Fig. 12. Jamming times to each radar node for (a) aircraft 1, (b) aircraft 2, and (c)aircraft 3.
Meanwhile, when the aircraft formation focuses on different states of the netted radar system, the adopted jamming resource allocation scheme will have some pertinent changes. Specifically,compared with the comprehensive consideration of the detection probability performance and aiming probability performance of the netted radar system, when the aircraft formation pays more attention to the impact of cooperative jamming on the detection performance of the netted radar system,the proposed strategy will require aircraft 1 to increase the jamming times to radar node 2,and when the aircraft formation pays more attention to the impact of cooperative jamming on the tracking performance of the networked radar system,The proposed strategy will require aircraft 1 to increase the jamming times to radar node 4 and node 5, and aircraft 2 to increase the jamming times to radar node 1. It can be seen that the adaptive allocation strategy proposed in this paper can not only adjust the jamming resource allocation scheme according to the mutual position between the aircraft formation and the netted radar system, but also dynamically adjust according to the working state of the netted radar system, which further explains the necessity of considering two performance metrices in this paper.

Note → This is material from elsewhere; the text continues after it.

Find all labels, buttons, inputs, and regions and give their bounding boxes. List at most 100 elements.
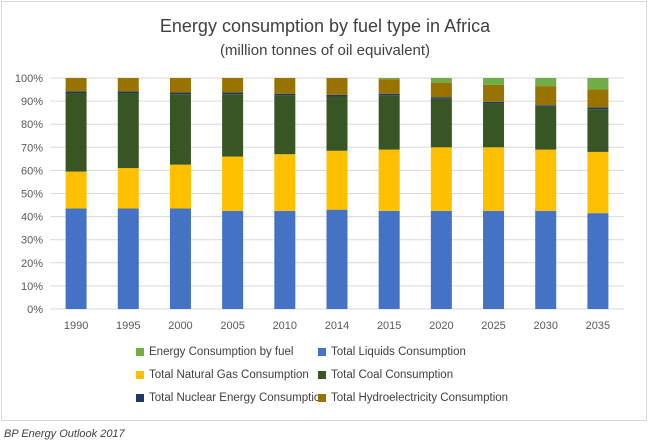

In this paper, aiming at the resource allocation problem of aircraft formation cooperatively jamming network radar system,the following conclusions can be obtained based on the research results.
(1) An adaptive jamming resource allocation strategy based on dynamic adaptive discrete cuckoo search algorithm(DADCS)is proposed. The strategy can adjust the allocation of jamming resources in real time under the limited jamming resource constraints, making the overall jamming efficiency of aircraft formation to networked radar system maintain optimal.
(2) The different working modes of the netted radar system are considered,and the detection probability model and aiming probability model of the netted radar system are established as the performance metrics to measure the jamming efficiency.
(3) A nonconvex optimization model with discrete constraints is constructed on top of the information fusion rules of the netted radar system and the constraints of jamming resources.
(4) By improving the standard CS algorithm, a three-step optimization method is proposed. The simulation results verify the advantages of the proposed strategy and the effectiveness of the algorithm improvement.
It should be noted that the adaptive allocation strategy of jamming resources proposed in this paper is derived under the assumption that the important intelligence information of the netted radar system is completely known,but this information may not be available in practice, Besides, the strategy focuses on the allocation of beam resources, while the potential value of other resources such as power and bandwidth has not been considered.Therefore, the future work is to further investigate the allocation strategy of joint jamming resources, and consider the case where performance parameters of netted radar system are unknown,so as to expand the application scope of the proposed strategy.
Declaration of competing interest
The authors declare that they have no known competing financial interests or personal relationships that could have appeared to influence the work reported in this paper.
Acknowledgements
This work is not funded and supported by any organization or institute.